La risposta data nell’articolo rivolto a Bersani è decisamente affermativa. In realtà ci sono delle serie alternative al nucleare e precisamente i Negawatt (energia non consumata con l’utilizzo di più efficienti tecnologie da parte dei consumatori finali) e la generazione distribuita (la produzione combinata di elettricità e calore , chiamata cogenerazione e le fonti rinnovabili distribuite). Queste alternative sono scientificamente valutabili e meriterebbero una analisi approfondita che esula dagli scopi dell’articolo.
Il problema di fondo comunque è che non possono coesistere le due scelte, facciamo qualche centrale e nel frattempo usiamo un po’ di fonti rinnovabili, un po’ di solare, un po’ di eolico e così via.

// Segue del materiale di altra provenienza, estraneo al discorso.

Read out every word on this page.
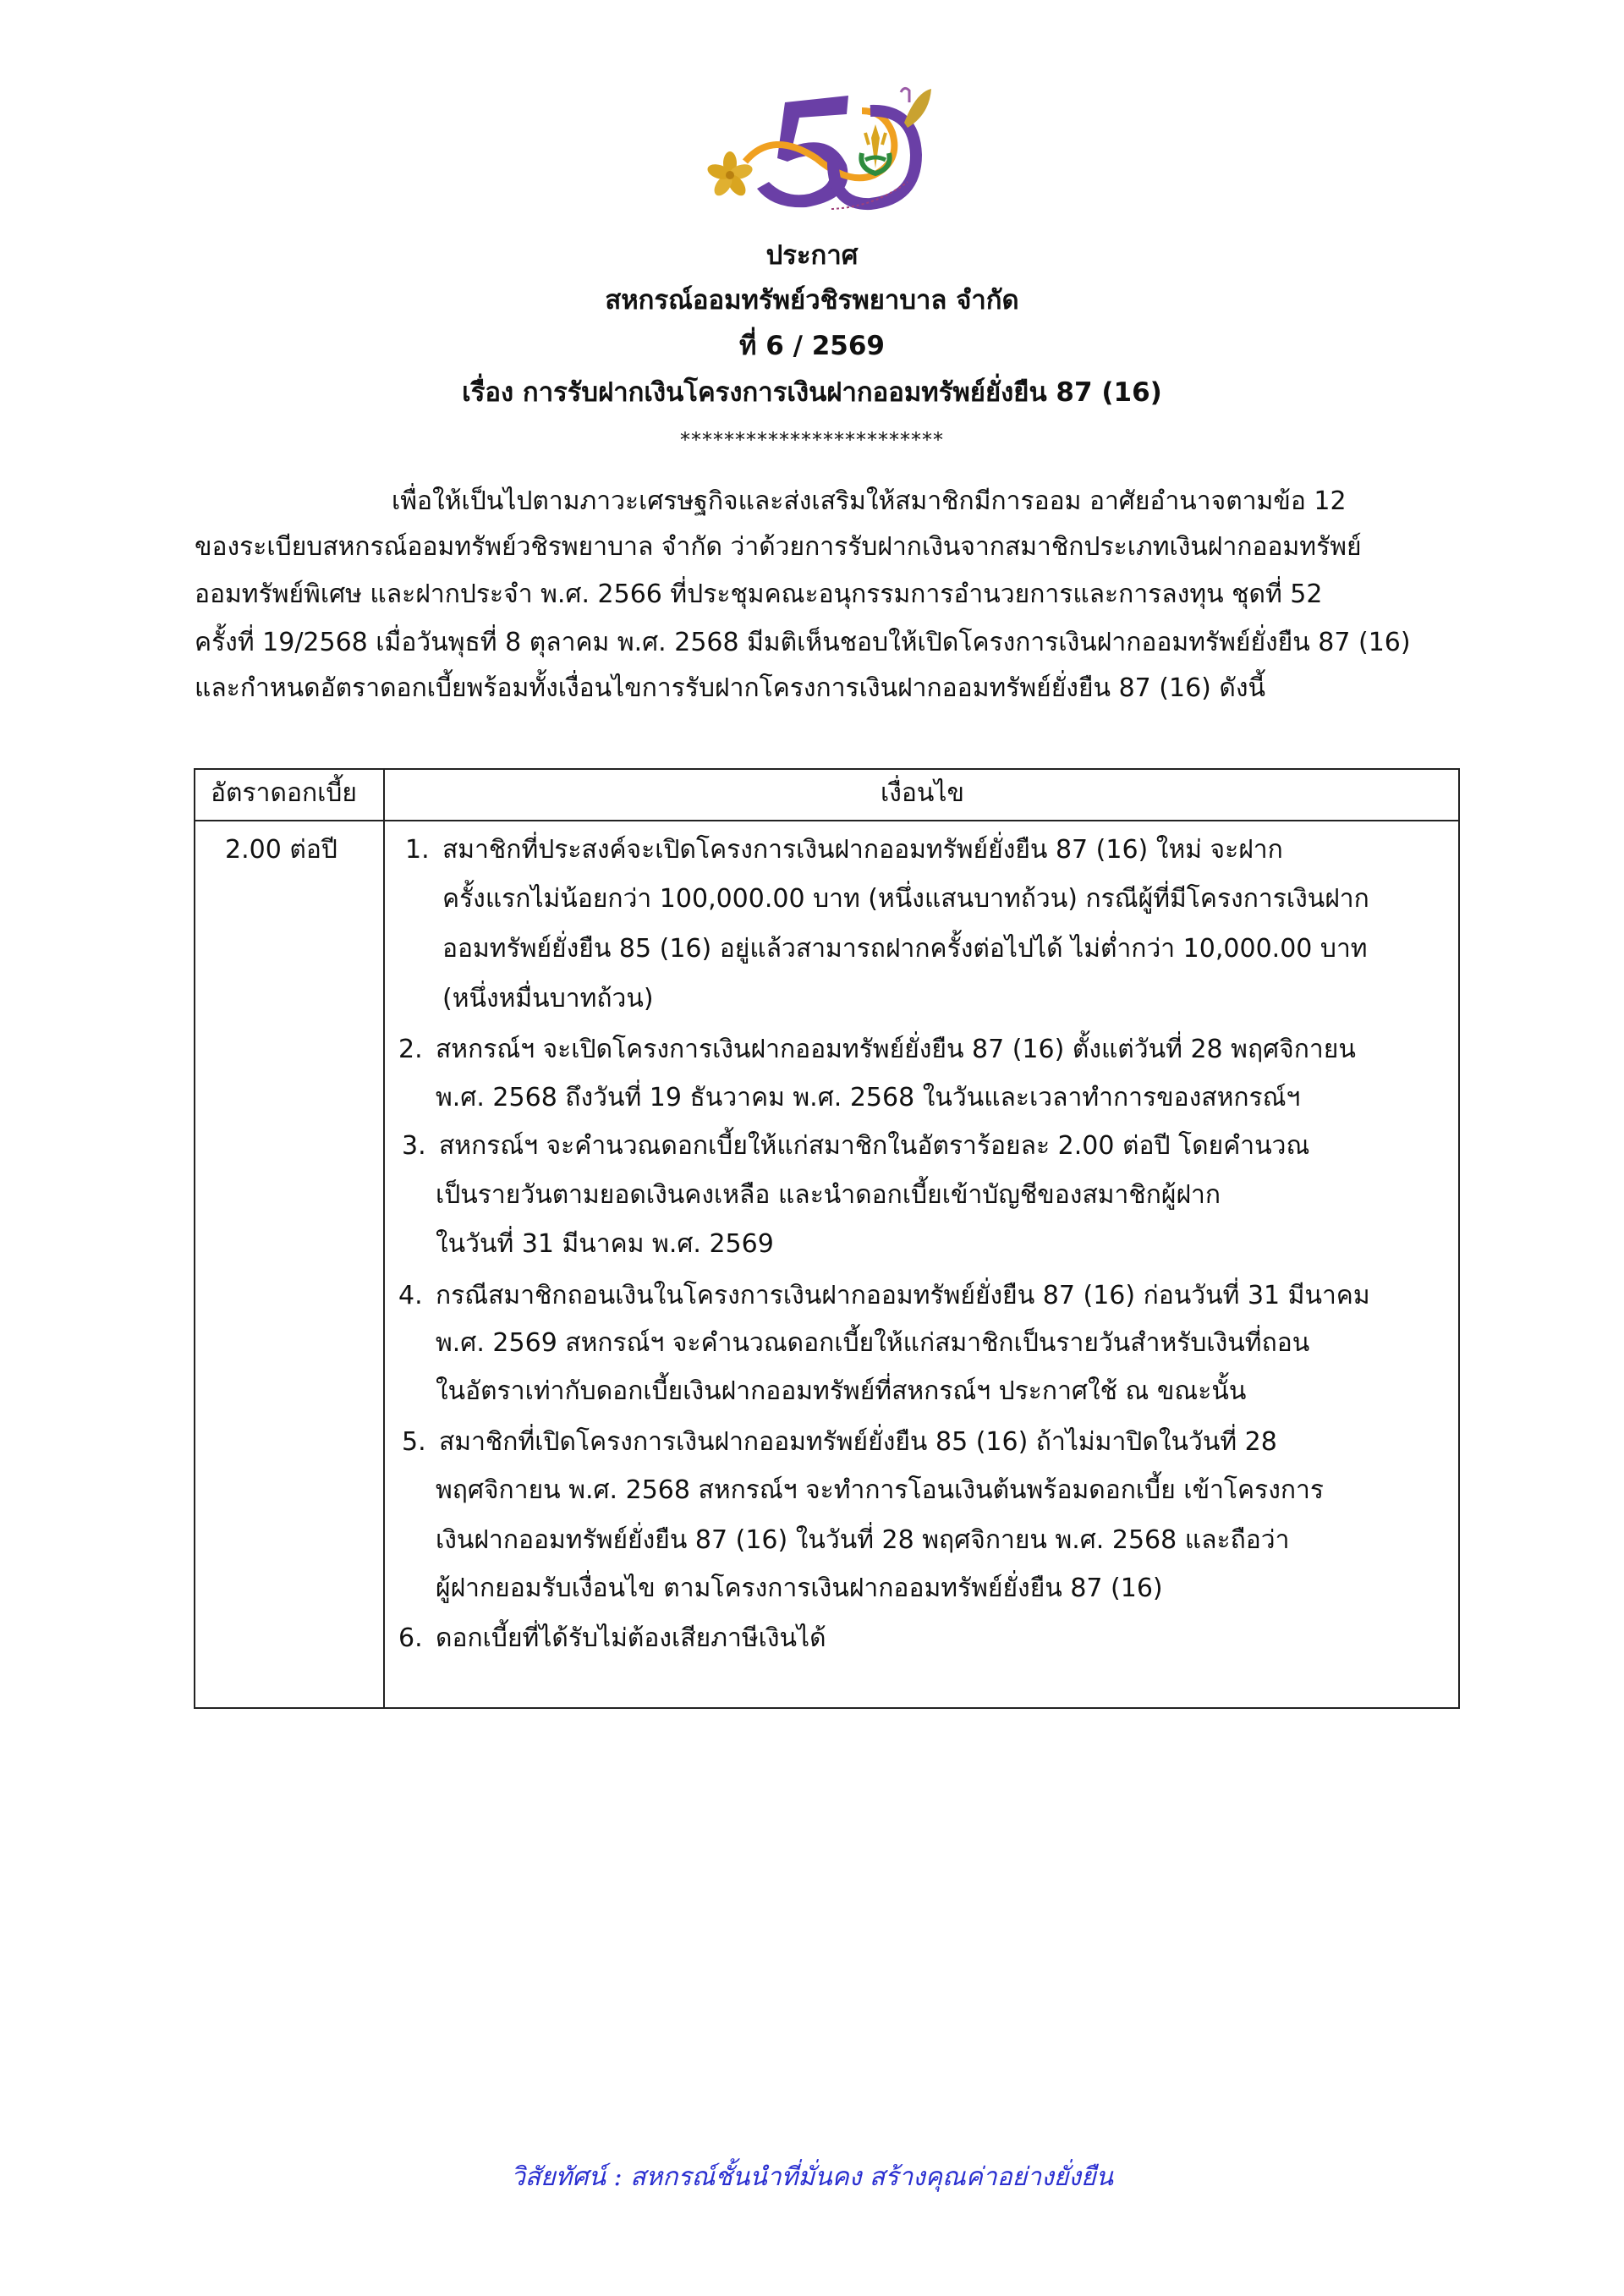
ประกาศ
สหกรณ์ออมทรัพย์วชิรพยาบาล จำกัด
ที่ 6 / 2569
เรื่อง การรับฝากเงินโครงการเงินฝากออมทรัพย์ยั่งยืน 87 (16)
************************
เพื่อให้เป็นไปตามภาวะเศรษฐกิจและส่งเสริมให้สมาชิกมีการออม อาศัยอำนาจตามข้อ 12
ของระเบียบสหกรณ์ออมทรัพย์วชิรพยาบาล จำกัด ว่าด้วยการรับฝากเงินจากสมาชิกประเภทเงินฝากออมทรัพย์
ออมทรัพย์พิเศษ และฝากประจำ พ.ศ. 2566 ที่ประชุมคณะอนุกรรมการอำนวยการและการลงทุน ชุดที่ 52
ครั้งที่ 19/2568 เมื่อวันพุธที่ 8 ตุลาคม พ.ศ. 2568 มีมติเห็นชอบให้เปิดโครงการเงินฝากออมทรัพย์ยั่งยืน 87 (16)
และกำหนดอัตราดอกเบี้ยพร้อมทั้งเงื่อนไขการรับฝากโครงการเงินฝากออมทรัพย์ยั่งยืน 87 (16) ดังนี้
อัตราดอกเบี้ย	เงื่อนไข
2.00 ต่อปี	1. สมาชิกที่ประสงค์จะเปิดโครงการเงินฝากออมทรัพย์ยั่งยืน 87 (16) ใหม่ จะฝาก
ครั้งแรกไม่น้อยกว่า 100,000.00 บาท (หนึ่งแสนบาทถ้วน) กรณีผู้ที่มีโครงการเงินฝาก
ออมทรัพย์ยั่งยืน 85 (16) อยู่แล้วสามารถฝากครั้งต่อไปได้ ไม่ต่ำกว่า 10,000.00 บาท
(หนึ่งหมื่นบาทถ้วน)
2. สหกรณ์ฯ จะเปิดโครงการเงินฝากออมทรัพย์ยั่งยืน 87 (16) ตั้งแต่วันที่ 28 พฤศจิกายน
พ.ศ. 2568 ถึงวันที่ 19 ธันวาคม พ.ศ. 2568 ในวันและเวลาทำการของสหกรณ์ฯ
3. สหกรณ์ฯ จะคำนวณดอกเบี้ยให้แก่สมาชิกในอัตราร้อยละ 2.00 ต่อปี โดยคำนวณ
เป็นรายวันตามยอดเงินคงเหลือ และนำดอกเบี้ยเข้าบัญชีของสมาชิกผู้ฝาก
ในวันที่ 31 มีนาคม พ.ศ. 2569
4. กรณีสมาชิกถอนเงินในโครงการเงินฝากออมทรัพย์ยั่งยืน 87 (16) ก่อนวันที่ 31 มีนาคม
พ.ศ. 2569 สหกรณ์ฯ จะคำนวณดอกเบี้ยให้แก่สมาชิกเป็นรายวันสำหรับเงินที่ถอน
ในอัตราเท่ากับดอกเบี้ยเงินฝากออมทรัพย์ที่สหกรณ์ฯ ประกาศใช้ ณ ขณะนั้น
5. สมาชิกที่เปิดโครงการเงินฝากออมทรัพย์ยั่งยืน 85 (16) ถ้าไม่มาปิดในวันที่ 28
พฤศจิกายน พ.ศ. 2568 สหกรณ์ฯ จะทำการโอนเงินต้นพร้อมดอกเบี้ย เข้าโครงการ
เงินฝากออมทรัพย์ยั่งยืน 87 (16) ในวันที่ 28 พฤศจิกายน พ.ศ. 2568 และถือว่า
ผู้ฝากยอมรับเงื่อนไข ตามโครงการเงินฝากออมทรัพย์ยั่งยืน 87 (16)
6. ดอกเบี้ยที่ได้รับไม่ต้องเสียภาษีเงินได้
วิสัยทัศน์ : สหกรณ์ชั้นนำที่มั่นคง สร้างคุณค่าอย่างยั่งยืน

O si investe nel rinnovabile, con forte ricadute sulla ricerca, sull’occupazione, sull’economia e con la conseguente produzione di KWh con basse emissioni di CO2 , o si investe nella costruzione di centrali. Si tenga infatti conto che una centrale nucleare di 1600 MW ha un costo di circa 3400 €/KW * 1600000 KW = 5,44 miliardi di euro. Questo naturalmente non esclude la possibilità di investire nel settore della ricerca nucleare.

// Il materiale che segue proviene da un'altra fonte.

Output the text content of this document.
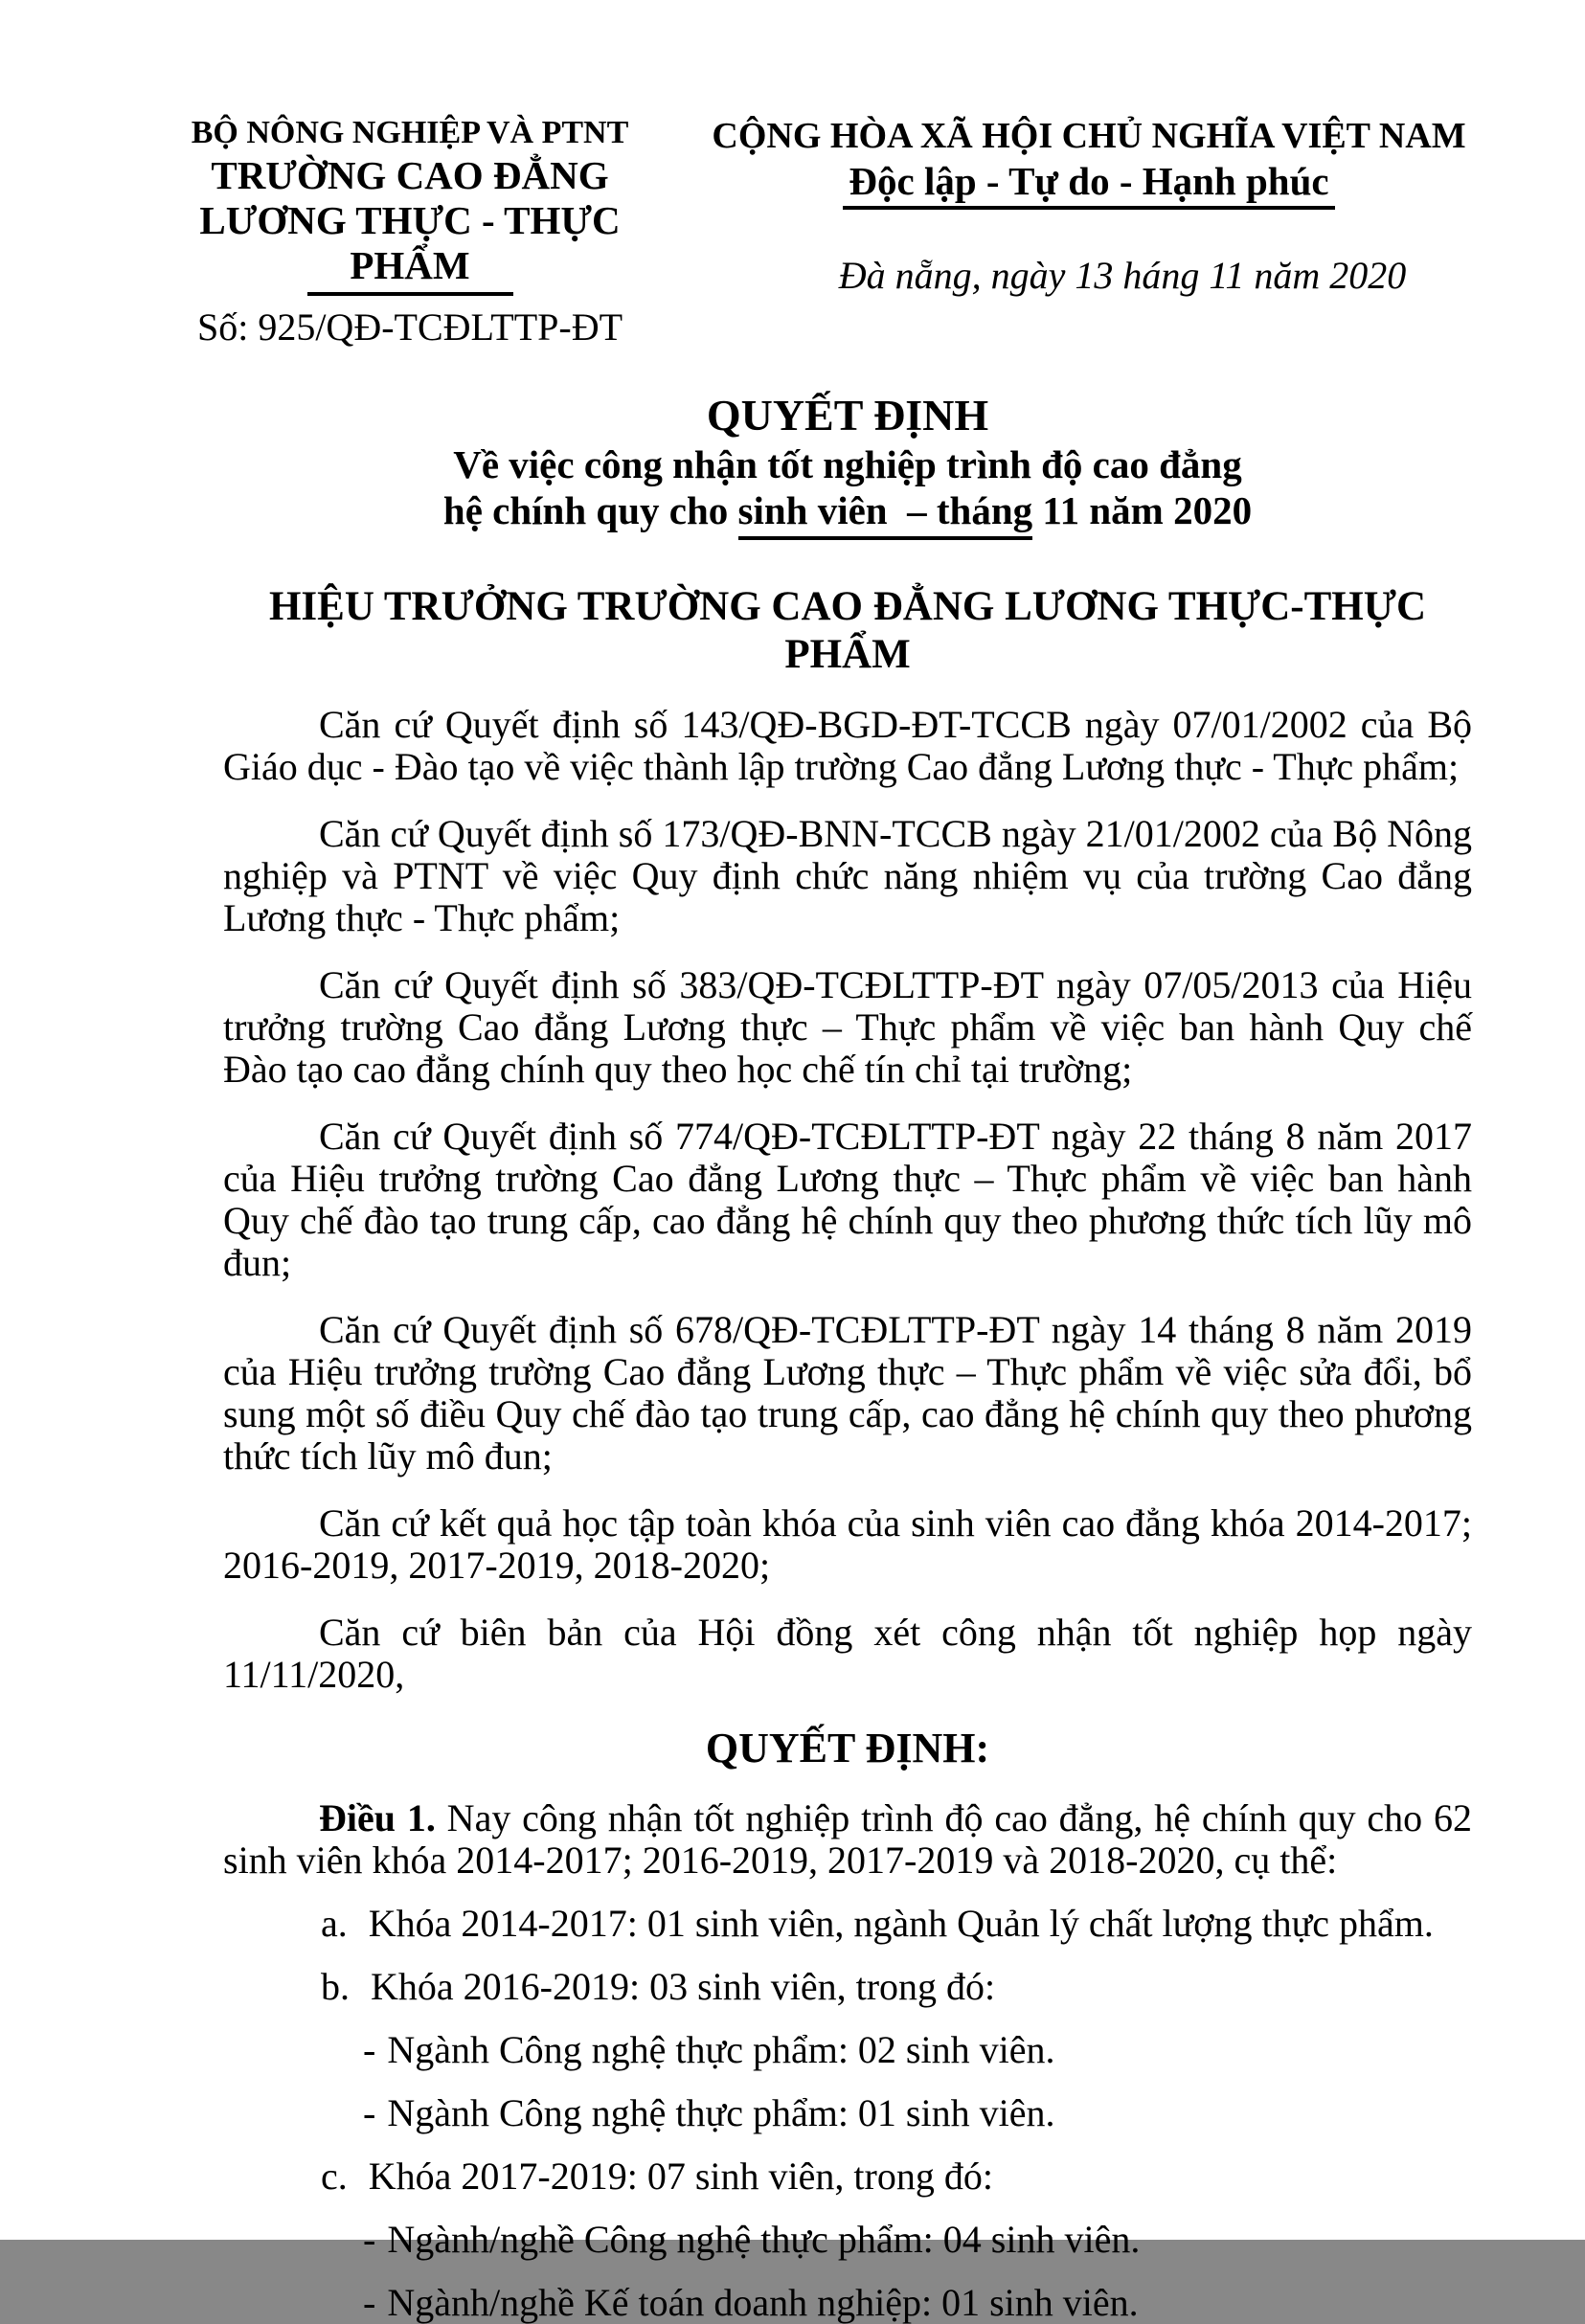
BỘ NÔNG NGHIỆP VÀ PTNT
TRƯỜNG CAO ĐẲNG
LƯƠNG THỰC - THỰC PHẨM
Số: 925/QĐ-TCĐLTTP-ĐT
CỘNG HÒA XÃ HỘI CHỦ NGHĨA VIỆT NAM
Độc lập - Tự do - Hạnh phúc
Đà nẵng, ngày 13 háng 11 năm 2020
QUYẾT ĐỊNH
Về việc công nhận tốt nghiệp trình độ cao đẳng
hệ chính quy cho sinh viên  – tháng 11 năm 2020
HIỆU TRƯỞNG TRƯỜNG CAO ĐẲNG LƯƠNG THỰC-THỰC PHẨM

Căn cứ Quyết định số 143/QĐ-BGD-ĐT-TCCB ngày 07/01/2002 của Bộ Giáo dục - Đào tạo về việc thành lập trường Cao đẳng Lương thực - Thực phẩm;

Căn cứ Quyết định số 173/QĐ-BNN-TCCB ngày 21/01/2002 của Bộ Nông nghiệp và PTNT về việc Quy định chức năng nhiệm vụ của trường Cao đẳng Lương thực - Thực phẩm;

Căn cứ Quyết định số 383/QĐ-TCĐLTTP-ĐT ngày 07/05/2013 của Hiệu trưởng trường Cao đẳng Lương thực – Thực phẩm về việc ban hành Quy chế Đào tạo cao đẳng chính quy theo học chế tín chỉ tại trường;

Căn cứ Quyết định số 774/QĐ-TCĐLTTP-ĐT ngày 22 tháng 8 năm 2017 của Hiệu trưởng trường Cao đẳng Lương thực – Thực phẩm về việc ban hành Quy chế đào tạo trung cấp, cao đẳng hệ chính quy theo phương thức tích lũy mô đun;

Căn cứ Quyết định số 678/QĐ-TCĐLTTP-ĐT ngày 14 tháng 8 năm 2019 của Hiệu trưởng trường Cao đẳng Lương thực – Thực phẩm về việc sửa đổi, bổ sung một số điều Quy chế đào tạo trung cấp, cao đẳng hệ chính quy theo phương thức tích lũy mô đun;

Căn cứ kết quả học tập toàn khóa của sinh viên cao đẳng khóa 2014-2017; 2016-2019, 2017-2019, 2018-2020;

Căn cứ biên bản của Hội đồng xét công nhận tốt nghiệp họp ngày 11/11/2020,

QUYẾT ĐỊNH:

Điều 1. Nay công nhận tốt nghiệp trình độ cao đẳng, hệ chính quy cho 62 sinh viên khóa 2014-2017; 2016-2019, 2017-2019 và 2018-2020, cụ thể:

a. Khóa 2014-2017: 01 sinh viên, ngành Quản lý chất lượng thực phẩm.
b. Khóa 2016-2019: 03 sinh viên, trong đó:
- Ngành Công nghệ thực phẩm: 02 sinh viên.
- Ngành Công nghệ thực phẩm: 01 sinh viên.
c. Khóa 2017-2019: 07 sinh viên, trong đó:
- Ngành/nghề Công nghệ thực phẩm: 04 sinh viên.
- Ngành/nghề Kế toán doanh nghiệp: 01 sinh viên.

Come si può constatare il problema energetico è molto complesso e richiede certamente un dibattito ampio che possa portare a ragioni convincenti per le scelte da farsi. Il nucleare non è ne di destra né di sinistra come dice bene l’articolo ma è necessario che una forza politica come il PD si esprima senza tentennamenti e senza demagogia. E’ auspicabile dunque che il PD, ed è questo l’invito che faccio a Bersani, discuta ampiamente del problema, senta diversi pareri scientifici con valutazioni pro e contro, utilizzi gli studi disponibili allo stato attuale, magari organizzi un convegno su questo problema in modo da avere dati su cui ragionare. Poi alla fine faccia la scelta no al nucleare motivandola in tutti i suoi aspetti e sostenga una seria battaglia politica in parlamento e se non dovesse bastare nelle piazze. La base del PD si aspetta questo da Bersani e non l’apertura totale e incondizionata alla scelta nucleare.